Tuesday, 23 August 2011

Space Marine: The Demo

In retrospect, I probably should have got a better screenshot of one sexy graphical bug. But yeah, this picture sums up most of my thoughts about the game, so far it looks good, except for a few details.


So I got the demo today. I figured i'd wait for a few days after it officially came out, because GW seems to dislike the UK and thought they'd make it difficult for us to download it. Although I heard rumours that was Games fault, because they got upset that everyone loved Steam and forced Relic/GW to restrict access.

It's always hard to know what Relic are going to do with 40k games, when Retribution came out they made the came much more like Company of Heroes (a plus) but then decided to only make enough campaign missions for one race and forced all the campaigns to effectively be the same, with different models and voice actors.

But Space Marine feels fun, in the way that most hack 'n' slash games tend to be. Ranged weapons, perhaps because the demo only had a bolter/bolt pistol, felt insanely underpowered, I guess to make the melee feel even more impressive when one Chainsword stroke rips in half an Ork who's exact clone took 15 bolt rounds to the face.Maybe they'll deal with that when you can access more weapons. Jump Packs are as fun as they look, although getting the hang of it is difficult at first, mostly due to bugs and the fact the game froze randomly for 20 seconds whenever it felt like it was flowing too well.

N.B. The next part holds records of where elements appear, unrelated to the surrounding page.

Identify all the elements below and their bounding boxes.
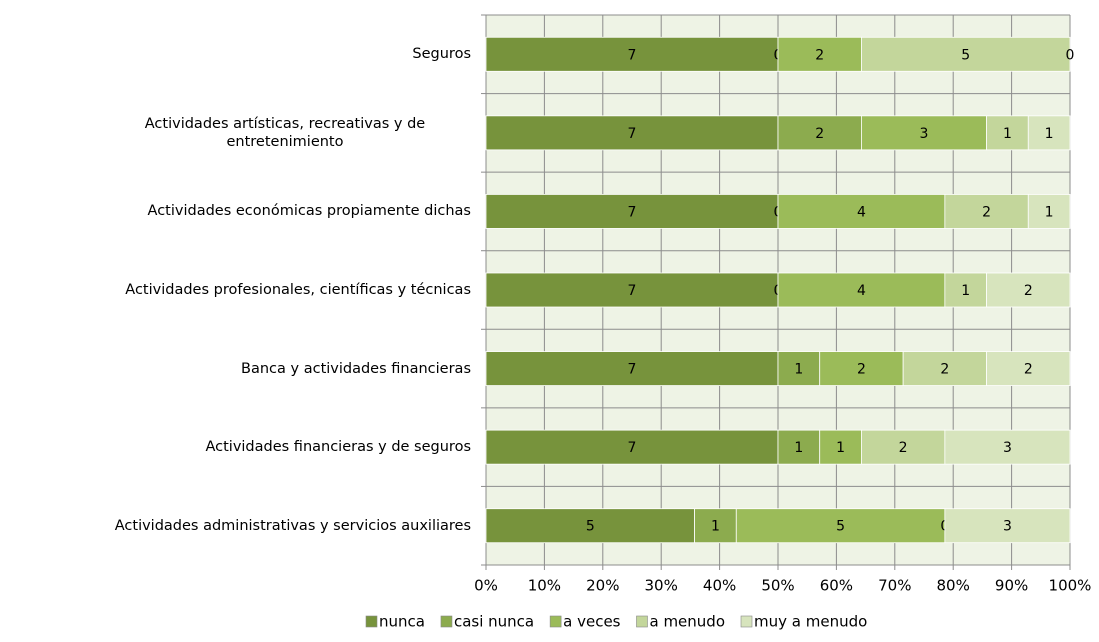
data-label: 5: [961, 47, 970, 63]
data-label: 2: [940, 362, 949, 378]
bar-segment: [861, 429, 946, 465]
category-text: Actividades económicas propiamente dicha…: [147, 203, 471, 220]
bar-segment: [485, 194, 779, 229]
bar-segment: [485, 429, 779, 465]
data-label: 1: [836, 440, 845, 456]
data-label: 2: [1024, 283, 1033, 299]
x-tick-label: 50%: [761, 577, 794, 595]
data-label: 1: [1045, 126, 1054, 142]
data-label: 3: [920, 126, 929, 142]
bar-segment: [694, 508, 737, 544]
y-tick-label: Seguros: [1, 45, 471, 63]
bar-segment: [485, 36, 779, 72]
bar-segment: [944, 194, 1029, 229]
data-label: 1: [794, 362, 803, 378]
data-label: 1: [1003, 126, 1012, 142]
x-tick-label: 0%: [474, 577, 498, 595]
x-tick-label: 90%: [995, 577, 1028, 595]
data-label: 1: [711, 519, 720, 535]
bar-segment: [777, 351, 821, 386]
data-label: 2: [857, 362, 866, 378]
legend-swatch: [549, 615, 562, 628]
data-label: 7: [628, 362, 637, 378]
data-label: 0: [1066, 47, 1075, 63]
bar-segment: [1027, 115, 1071, 151]
y-tick-label: Actividades profesionales, científicas y…: [1, 281, 471, 299]
bar-segment: [485, 508, 695, 544]
category-text: Banca y actividades financieras: [241, 360, 471, 377]
legend-label: muy a menudo: [754, 613, 867, 631]
bar-segment: [986, 272, 1071, 308]
bar-segment: [777, 115, 862, 151]
data-label: 3: [1003, 519, 1012, 535]
y-tick-label: Actividades económicas propiamente dicha…: [1, 202, 471, 220]
data-label: 4: [857, 283, 866, 299]
legend-label: nunca: [379, 613, 425, 631]
data-label: 7: [628, 440, 637, 456]
bar-segment: [944, 272, 987, 308]
category-text: Actividades administrativas y servicios …: [114, 517, 471, 534]
x-tick-label: 70%: [878, 577, 911, 595]
bar-segment: [861, 115, 987, 151]
legend-swatch: [365, 615, 378, 628]
y-tick-label: Actividades administrativas y servicios …: [1, 517, 471, 535]
bar-segment: [777, 194, 946, 229]
x-tick-label: 80%: [937, 577, 970, 595]
data-label: 7: [628, 283, 637, 299]
bar-segment: [485, 115, 779, 151]
data-label: 2: [815, 47, 824, 63]
data-label: 5: [836, 519, 845, 535]
bar-segment: [861, 36, 1071, 72]
bar-segment: [485, 351, 779, 386]
y-tick-label: Actividades artísticas, recreativas y de…: [1, 115, 471, 151]
data-label: 2: [899, 440, 908, 456]
category-text: Seguros: [412, 46, 471, 63]
bar-segment: [986, 351, 1071, 386]
data-label: 7: [628, 204, 637, 220]
data-label: 2: [982, 204, 991, 220]
data-label: 4: [857, 204, 866, 220]
bar-segment: [735, 508, 946, 544]
bar-segment: [819, 351, 904, 386]
category-text: Actividades profesionales, científicas y…: [125, 282, 471, 298]
data-label: 5: [586, 519, 595, 535]
data-label: 2: [1024, 362, 1033, 378]
legend-swatch: [440, 615, 453, 628]
data-label: 7: [628, 47, 637, 63]
legend-swatch: [636, 615, 648, 628]
bar-segment: [986, 115, 1029, 151]
bar-segment: [485, 272, 779, 308]
bar-segment: [902, 351, 987, 386]
x-tick-label: 20%: [586, 577, 619, 595]
x-tick-label: 100%: [1049, 577, 1092, 595]
legend-swatch: [740, 615, 753, 628]
data-label: 1: [961, 283, 970, 299]
y-tick-label: Banca y actividades financieras: [1, 360, 471, 378]
data-label: 1: [794, 440, 803, 456]
legend-label: a menudo: [649, 613, 725, 631]
y-tick-label: Actividades financieras y de seguros: [1, 438, 471, 456]
bar-segment: [944, 508, 1071, 544]
category-text: Actividades artísticas, recreativas y de…: [144, 115, 426, 150]
data-label: 1: [1045, 204, 1054, 220]
data-label: 3: [1003, 440, 1012, 456]
legend-label: casi nunca: [454, 613, 534, 631]
data-label: 2: [815, 126, 824, 142]
bar-segment: [777, 429, 821, 465]
x-tick-label: 60%: [820, 577, 853, 595]
bar-segment: [777, 36, 862, 72]
bar-segment: [1027, 194, 1071, 229]
legend-label: a veces: [563, 613, 621, 631]
data-label: 7: [628, 126, 637, 142]
category-text: Actividades financieras y de seguros: [205, 439, 471, 456]
x-tick-label: 10%: [528, 577, 561, 595]
x-tick-label: 30%: [645, 577, 678, 595]
bar-segment: [944, 429, 1071, 465]
x-tick-label: 40%: [703, 577, 736, 595]
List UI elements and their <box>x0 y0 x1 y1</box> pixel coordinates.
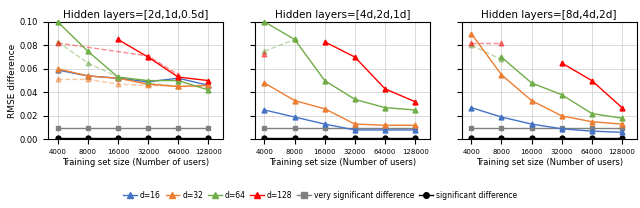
X-axis label: Training set size (Number of users): Training set size (Number of users) <box>269 158 416 167</box>
X-axis label: Training set size (Number of users): Training set size (Number of users) <box>476 158 623 167</box>
X-axis label: Training set size (Number of users): Training set size (Number of users) <box>62 158 209 167</box>
Title: Hidden layers=[2d,1d,0.5d]: Hidden layers=[2d,1d,0.5d] <box>63 10 208 20</box>
Legend: d=16, d=32, d=64, d=128, very significant difference, significant difference: d=16, d=32, d=64, d=128, very significan… <box>120 188 520 203</box>
Title: Hidden layers=[4d,2d,1d]: Hidden layers=[4d,2d,1d] <box>275 10 410 20</box>
Y-axis label: RMSE difference: RMSE difference <box>8 43 17 118</box>
Title: Hidden layers=[8d,4d,2d]: Hidden layers=[8d,4d,2d] <box>481 10 617 20</box>
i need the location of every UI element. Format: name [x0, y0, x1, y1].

But bugs are to be expected in a demo, and honestly it looks like a fun game. If the issues, most of which i'd say stem from it only being a demo, are ironed out it should be fun. It's just a shame it takes an extra 3 days to  release a game in the UK compared to the USA.

Tuesday, 16 August 2011

Who Knew Painting Could Be Fun?

One of the reasons I don't play very much is because i'm a terrible painter, and my armies are always atrocious. But I had a day off, so I thought i'd try and do a model I could be proud of. I choose an old Eldar Farseer, from when I was like 12. After stripping all the paint (there goes my morning) i've re-based it, and have started painting. About half an hour in, i've painted basically none of it, but i'm happy with how it looks, and surprisingly i'm actively enjoying painting.

I guess the key with painting is to look at it as an enjoyable part of the hobby, not an annoying step between buying and having an army.

I really don't know how to play Eldar, and I doubt I have enough stuff to even build an army, but i'm going to paint a few models and see how it goes, especially because I can't afford to buy any new stuff without salvaging and selling the old. If Eldar fluff wasn't just "We're all really arrogant, and pretty much the punching-bag of the Galaxy" I might try to put together a list following a fluffy theme, which is what I normally do in the absence of the knowledge to do a list that actually works.

So I guess for now my challenge will just be to paint a few models, and try and avoid the trap Eldar fall into really easily: Looking like clowns.

Sunday, 14 August 2011

Tournaments

A lot of people have been writing about their experience at 'Ard Boyz. Of course if I was a legitimate blogger, who understood 40k I should be too.

Unfortunately, i'm not. But as we're talking about tournaments, here's a video you might find interesting/rage inducing/incredibly boring or a range of other emotions, depending on how much you care about illegal models and sneaky underhand tactics.

http://www.youtube.com/watch?v=tUxjS-wOxNY

There are a lot of cheap people out there, and on the one hand I was a little bit shocked at how far someone would go to try and cheat at a wargame, on the other hand I was slightly impressed by his deviancy.

You can do a lot of cheap things, from wasting time to arguing about petty rules for the sake of it, but this ranks pretty high on the list of ways to lose friends at a tournament.